Studies have demonstrated that 11–31 % of patients with CKD were malnourished, as defined by SGA(Reference Cuppari, Meireles and Ramos30–Reference Seo, Lee and Kim33). The prevalence of PEW measured by SGA was 19·6 % in our study. It is well known that systemic inflammation plays a vital role in PEW. Through a series of complex mechanisms, such as up-regulating myostatin (a TNF-β superfamily protein), reducing secretion of insulin-like growth factor-1 and decreasing voluntary activity, inflammation preferentially increases protein catabolism and inhibits protein anabolism, leading to net protein loss and PEW in patients with CKD(Reference Zha and Qian9). The NLR is considered a marker of inflammation, and for the first time, this study confirmed that the NLR is an independent risk factor for PEW. For every additional unit of the NLR, the risk of PEW increased by 39·3 % (OR = 1·393, 95 % CI 1·078, 1·800, P = 0·011). Interestingly, we also found that an NLR ≥ 2·62 had the ability to identify PEW among CKD patients.
However, this study had limitations. First, it was a single-centre study with a relatively small sample size, and the number of patients with PEW was limited. Second, potential factors that may affect inflammation and nutritional status, such as medication, lifestyle and dietary pattern, were not included in the analysis. Third, this is an observational study, so we cannot assume cause and effect associations between NLR and PEW in non-dialysis CKD patients. Further and larger studies are necessary to strengthen the validity of our findings.
Conclusion
Our study suggests that the NLR was closely associated with nutritional status and that a higher NLR indicated worse nutritional status. The NLR may be a novel inflammatory indicator for monitoring nutritional status in non-dialysis CKD patients. This is the first study in which an NLR cut-off was investigated and used to evaluate malnutrition assessed by SGA in non-dialysis CKD patients. These findings could contribute to a convenient assessment of the nutritional status of CKD patients for clinicians.
Acknowledgements
The authors thank all nephrologists and nurses in our centre for their management of the CKD patients, and B. Li for his assistance in the statistical analyses. The authors also thank the atients who participated in this study.

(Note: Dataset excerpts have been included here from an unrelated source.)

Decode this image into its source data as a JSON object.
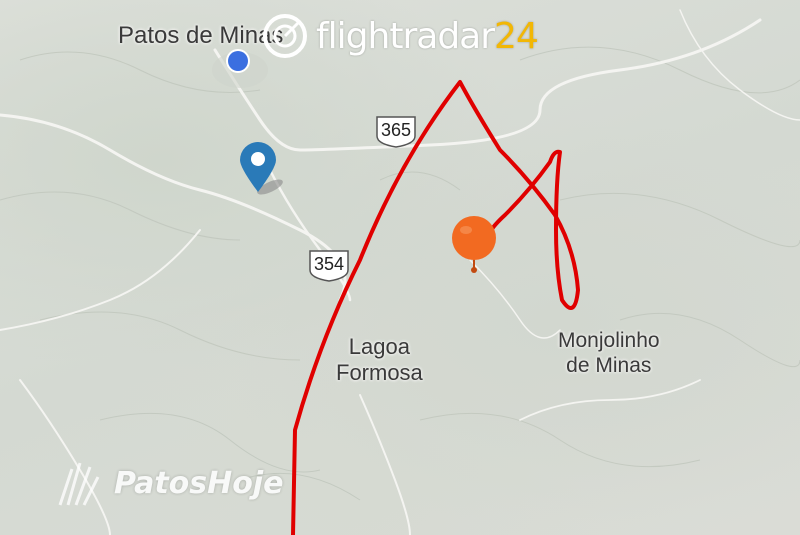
{
  "map": {
    "places": {
      "patos_de_minas": "Patos de Minas",
      "lagoa_formosa_line1": "Lagoa",
      "lagoa_formosa_line2": "Formosa",
      "monjolinho_line1": "Monjolinho",
      "monjolinho_line2": "de Minas"
    },
    "roads": {
      "highway_365": "365",
      "highway_354": "354"
    },
    "markers": {
      "location_pin_icon": "map-pin-icon",
      "current_location_icon": "blue-dot-icon",
      "balloon_icon": "orange-balloon-icon"
    },
    "colors": {
      "flight_track": "#e00000",
      "balloon": "#f26a21",
      "pin": "#2a7ab8",
      "dot": "#3b6fe0",
      "logo_accent": "#f2b705"
    }
  },
  "overlays": {
    "logo": {
      "brand": "flightradar",
      "number": "24"
    },
    "watermark": "PatosHoje"
  }
}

This work was supported by the National Natural Science Foundation of China (no. 81770709); the Guangzhou Municipal Science and Technology Project (no. 201904010142) and Sun Yat-sen Memorial Hospital Clinical Research and Cultivation Project (no. SYS-C-201903).

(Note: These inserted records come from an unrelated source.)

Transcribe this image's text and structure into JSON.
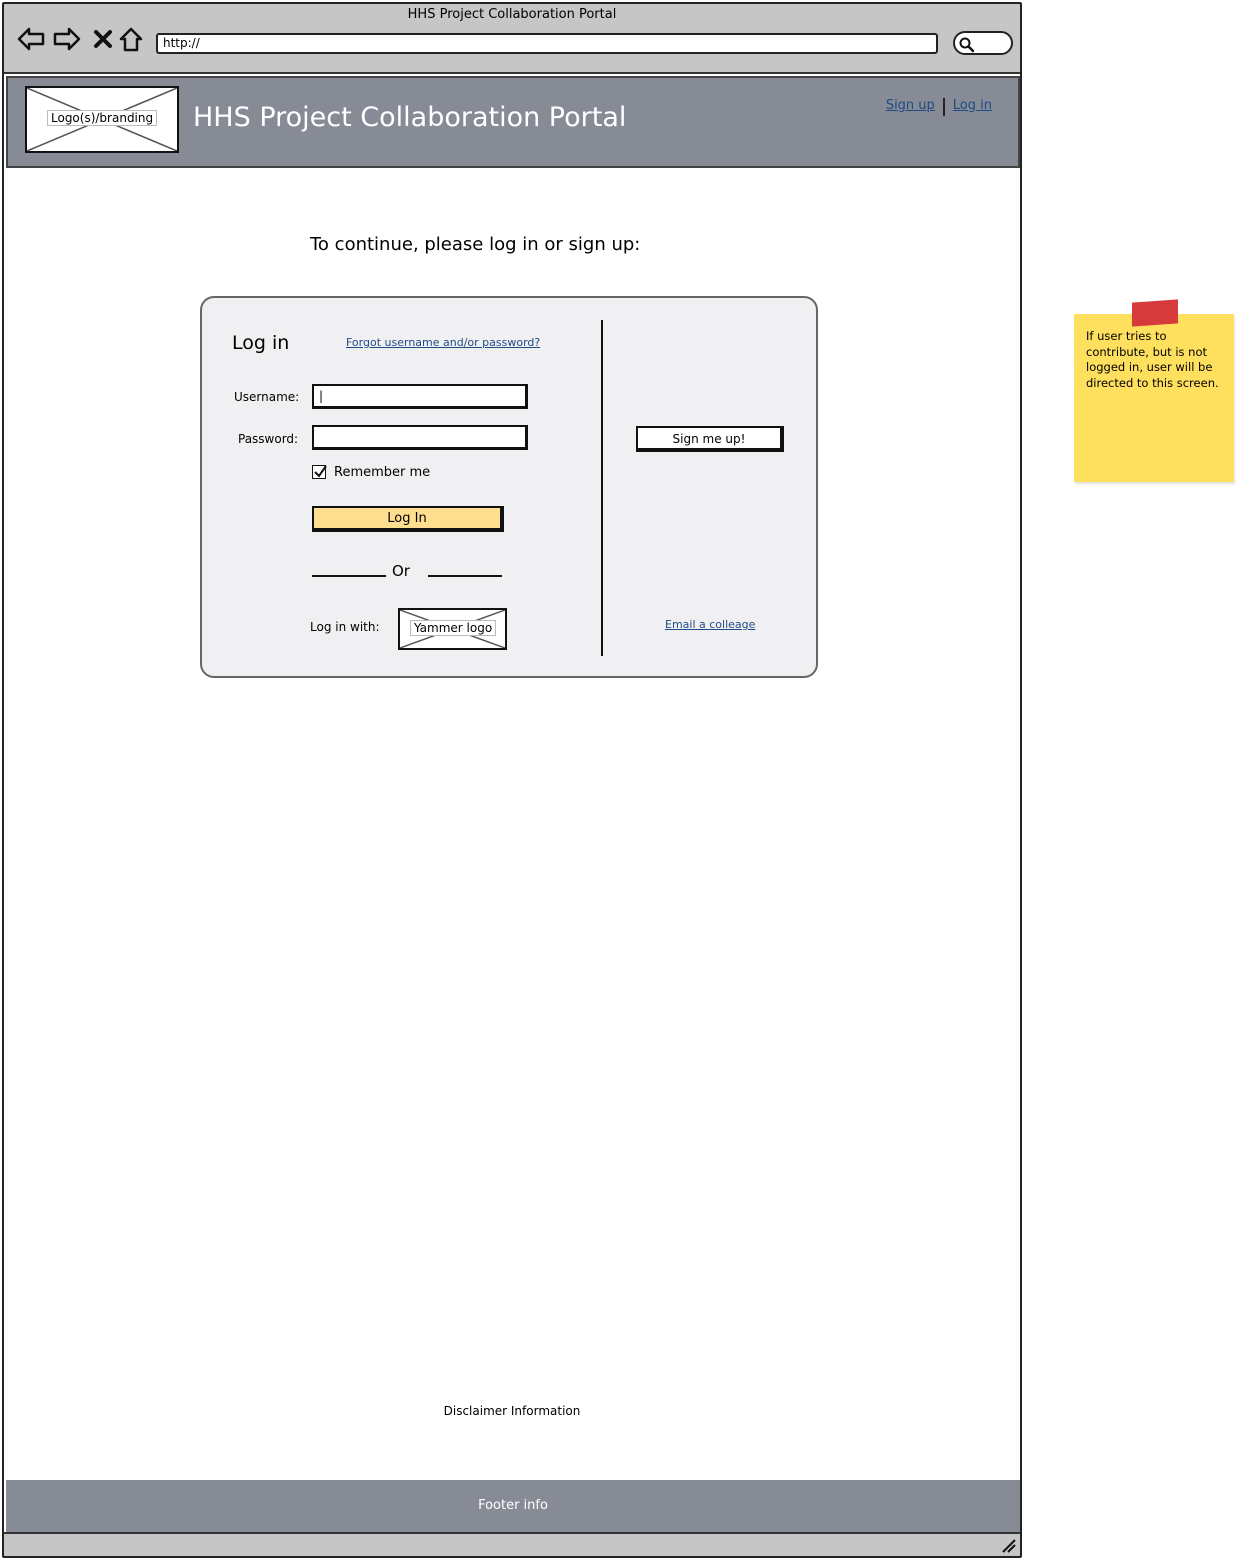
{
  "window": {
    "title": "HHS Project Collaboration Portal",
    "url": "http://"
  },
  "header": {
    "logo_label": "Logo(s)/branding",
    "title": "HHS Project Collaboration Portal",
    "signup_link": "Sign up",
    "login_link": "Log in"
  },
  "main": {
    "prompt": "To continue, please log in or sign up:",
    "login": {
      "heading": "Log in",
      "forgot_link": "Forgot username and/or password?",
      "username_label": "Username:",
      "username_value": "|",
      "password_label": "Password:",
      "password_value": "",
      "remember_label": "Remember me",
      "remember_checked": true,
      "login_button": "Log In",
      "or_label": "Or",
      "login_with_label": "Log in with:",
      "yammer_label": "Yammer logo"
    },
    "signup": {
      "button": "Sign me up!",
      "email_link": "Email a colleage"
    }
  },
  "footer": {
    "disclaimer": "Disclaimer Information",
    "info": "Footer info"
  },
  "sticky_note": {
    "text": "If user tries to contribute, but is not logged in, user will be directed to this screen."
  },
  "colors": {
    "header_bg": "#868b96",
    "chrome_bg": "#c6c6c6",
    "login_button_bg": "#ffdf8f",
    "link": "#1f4a86",
    "sticky_bg": "#ffe05e",
    "sticky_tape": "#d63a3a"
  },
  "icons": {
    "back": "back-arrow-icon",
    "forward": "forward-arrow-icon",
    "stop": "close-icon",
    "home": "home-icon",
    "search": "search-icon",
    "checkbox": "check-icon",
    "resize": "resize-grip-icon"
  }
}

Q. H., S. L. and Q. Y. designed and supervised the study. F. H. and C. C. performed nutritional measurement and SGA assessment. S. L., R. Z., X. X., R. H. and F. Q. enrolled patients and completed data collection. Q. H. and S. L. completed data analysis. Q. H., S. L. and Q. Y. wrote the manuscript. All authors have thoroughly reviewed the manuscript and approved the final manuscript for publication.
The authors declare that this study was conducted without any commercial or financial relationships or conflicts of interest.